After all, he was a consensus second-team All-American.
"He just went into his room before the draft was over," Verdis Davis told Bengals.com in 2021. "That killed us."
Verdis, a 20-year retired Navy first class petty officer who coached Jalen in youth ball, told him then what he always had been telling him. Forget the size. They called him "Little Train," because he ran over the bigger kids.
"Keep pushing," Verdis Davis urged his son.
That's why last year Davis gave his signed jersey to his position coach at Utah State. Coach Juice. Julius Brown, now at Texas Christian. When TCU played at the University of Cincinnati last year, Davis showed up at their hotel with his No. 35.
Brown won't ever forget what Davis said when Brown's sister-in-law asked why Davis offered such a gesture so long after they were together.
"He pushed me so hard. He's the realest guy I ever played for," Davis told her.
"I had to laugh because it made me recall those conversations when he was mad," Brown says. "I know how hard I was on him."
Hard enough that Brown isn't surprised it's eight years later and Davis is finally playing regularly from scrimmage.
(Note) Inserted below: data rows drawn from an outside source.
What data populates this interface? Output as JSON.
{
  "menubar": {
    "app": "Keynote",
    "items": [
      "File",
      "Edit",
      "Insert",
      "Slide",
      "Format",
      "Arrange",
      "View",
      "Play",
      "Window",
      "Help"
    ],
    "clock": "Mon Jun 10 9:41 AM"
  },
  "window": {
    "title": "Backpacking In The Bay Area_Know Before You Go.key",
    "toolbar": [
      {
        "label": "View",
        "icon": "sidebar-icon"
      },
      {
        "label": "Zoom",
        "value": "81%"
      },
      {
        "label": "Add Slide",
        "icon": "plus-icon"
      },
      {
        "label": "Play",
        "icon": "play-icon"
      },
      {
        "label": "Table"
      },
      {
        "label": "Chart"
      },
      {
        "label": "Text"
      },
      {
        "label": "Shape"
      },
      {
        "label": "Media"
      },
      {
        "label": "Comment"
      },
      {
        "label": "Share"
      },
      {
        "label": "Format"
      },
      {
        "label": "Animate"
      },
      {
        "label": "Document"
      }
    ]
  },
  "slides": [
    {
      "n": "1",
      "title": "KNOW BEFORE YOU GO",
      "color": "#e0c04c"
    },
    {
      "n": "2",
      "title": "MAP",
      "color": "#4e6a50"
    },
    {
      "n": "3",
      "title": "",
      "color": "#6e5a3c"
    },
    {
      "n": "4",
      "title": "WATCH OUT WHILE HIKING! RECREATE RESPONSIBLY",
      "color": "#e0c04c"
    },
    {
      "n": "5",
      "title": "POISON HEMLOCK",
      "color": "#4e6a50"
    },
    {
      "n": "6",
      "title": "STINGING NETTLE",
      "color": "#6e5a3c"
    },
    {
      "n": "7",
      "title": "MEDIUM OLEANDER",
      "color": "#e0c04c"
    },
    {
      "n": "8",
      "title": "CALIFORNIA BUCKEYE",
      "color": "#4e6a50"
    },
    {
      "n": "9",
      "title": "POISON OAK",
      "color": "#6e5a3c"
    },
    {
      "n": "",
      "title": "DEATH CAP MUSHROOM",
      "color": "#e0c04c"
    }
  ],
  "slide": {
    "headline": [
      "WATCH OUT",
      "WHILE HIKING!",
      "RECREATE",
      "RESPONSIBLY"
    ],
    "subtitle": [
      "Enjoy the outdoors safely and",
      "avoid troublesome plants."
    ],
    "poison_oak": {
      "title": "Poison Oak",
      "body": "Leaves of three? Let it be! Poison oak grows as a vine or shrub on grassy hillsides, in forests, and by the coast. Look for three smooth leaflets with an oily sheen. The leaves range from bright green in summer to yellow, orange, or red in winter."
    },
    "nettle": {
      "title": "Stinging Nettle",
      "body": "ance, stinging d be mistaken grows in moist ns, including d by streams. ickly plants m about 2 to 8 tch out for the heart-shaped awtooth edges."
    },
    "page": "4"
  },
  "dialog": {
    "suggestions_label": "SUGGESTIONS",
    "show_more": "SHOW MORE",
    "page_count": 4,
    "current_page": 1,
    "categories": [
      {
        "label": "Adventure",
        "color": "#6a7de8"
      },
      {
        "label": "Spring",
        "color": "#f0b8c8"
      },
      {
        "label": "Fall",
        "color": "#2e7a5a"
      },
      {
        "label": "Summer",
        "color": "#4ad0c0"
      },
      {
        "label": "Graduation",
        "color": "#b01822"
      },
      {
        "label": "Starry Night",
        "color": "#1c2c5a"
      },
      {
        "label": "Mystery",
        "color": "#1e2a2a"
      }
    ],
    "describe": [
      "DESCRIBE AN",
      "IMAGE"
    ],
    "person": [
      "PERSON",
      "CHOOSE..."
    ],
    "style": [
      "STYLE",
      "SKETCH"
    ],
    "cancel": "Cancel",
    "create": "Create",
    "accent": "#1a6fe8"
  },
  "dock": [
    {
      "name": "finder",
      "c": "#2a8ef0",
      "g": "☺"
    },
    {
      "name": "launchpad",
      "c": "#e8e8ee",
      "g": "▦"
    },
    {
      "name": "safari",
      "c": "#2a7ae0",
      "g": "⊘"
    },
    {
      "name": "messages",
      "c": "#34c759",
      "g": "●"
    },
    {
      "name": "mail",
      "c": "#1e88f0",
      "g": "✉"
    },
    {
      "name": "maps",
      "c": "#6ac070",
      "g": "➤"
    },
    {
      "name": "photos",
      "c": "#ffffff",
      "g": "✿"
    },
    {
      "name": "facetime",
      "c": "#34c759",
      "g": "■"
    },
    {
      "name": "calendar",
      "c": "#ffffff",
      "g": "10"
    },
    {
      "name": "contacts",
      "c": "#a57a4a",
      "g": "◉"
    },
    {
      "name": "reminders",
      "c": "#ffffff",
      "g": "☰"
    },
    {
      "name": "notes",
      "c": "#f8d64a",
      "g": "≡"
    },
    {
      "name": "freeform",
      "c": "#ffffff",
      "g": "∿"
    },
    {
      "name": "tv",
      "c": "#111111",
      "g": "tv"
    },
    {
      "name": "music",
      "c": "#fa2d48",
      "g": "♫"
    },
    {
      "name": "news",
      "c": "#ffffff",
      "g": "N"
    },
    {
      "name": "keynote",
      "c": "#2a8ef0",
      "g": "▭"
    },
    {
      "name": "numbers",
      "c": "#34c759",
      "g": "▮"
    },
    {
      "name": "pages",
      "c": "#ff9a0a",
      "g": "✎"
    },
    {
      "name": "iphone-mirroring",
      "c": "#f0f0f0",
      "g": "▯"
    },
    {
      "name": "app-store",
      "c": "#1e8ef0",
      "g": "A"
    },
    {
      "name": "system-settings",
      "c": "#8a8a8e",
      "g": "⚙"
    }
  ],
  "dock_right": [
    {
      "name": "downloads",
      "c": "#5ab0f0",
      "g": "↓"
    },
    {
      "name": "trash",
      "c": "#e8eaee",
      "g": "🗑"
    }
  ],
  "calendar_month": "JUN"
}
"It shows you his character. It shows you his drive. It shows you how smart of a player he is," Brown says. "I remember we had an emotional heart-to-heart, and I was telling him, 'Just be who Jalen is.' I'm not sure he ever heard that before. When he got two picks that game, he just looked at me and said, 'Thanks, Coach."
Ask Davis what it's been like to wait and watch, and he says, "Horrible."
Brown isn't so sure. He remembers Davis' senior season, when Brown's daughter Lyric was an infant and Davis would come by to visit.
"You know what the thing he was happiest about?" Brown asks. "He is a dad. He goes, 'Coach, remember when I would come over and hang out with Lyric?' He says, 'Coach, I've got my own son. He's one. I tell my wife about that all the time. I used to go to Coach Juice's house and hold Lyric and now she's eight.'"
Now Davis is eight years old in the NFL and making his way so well, he'll meet up with the Football Gods on Sunday.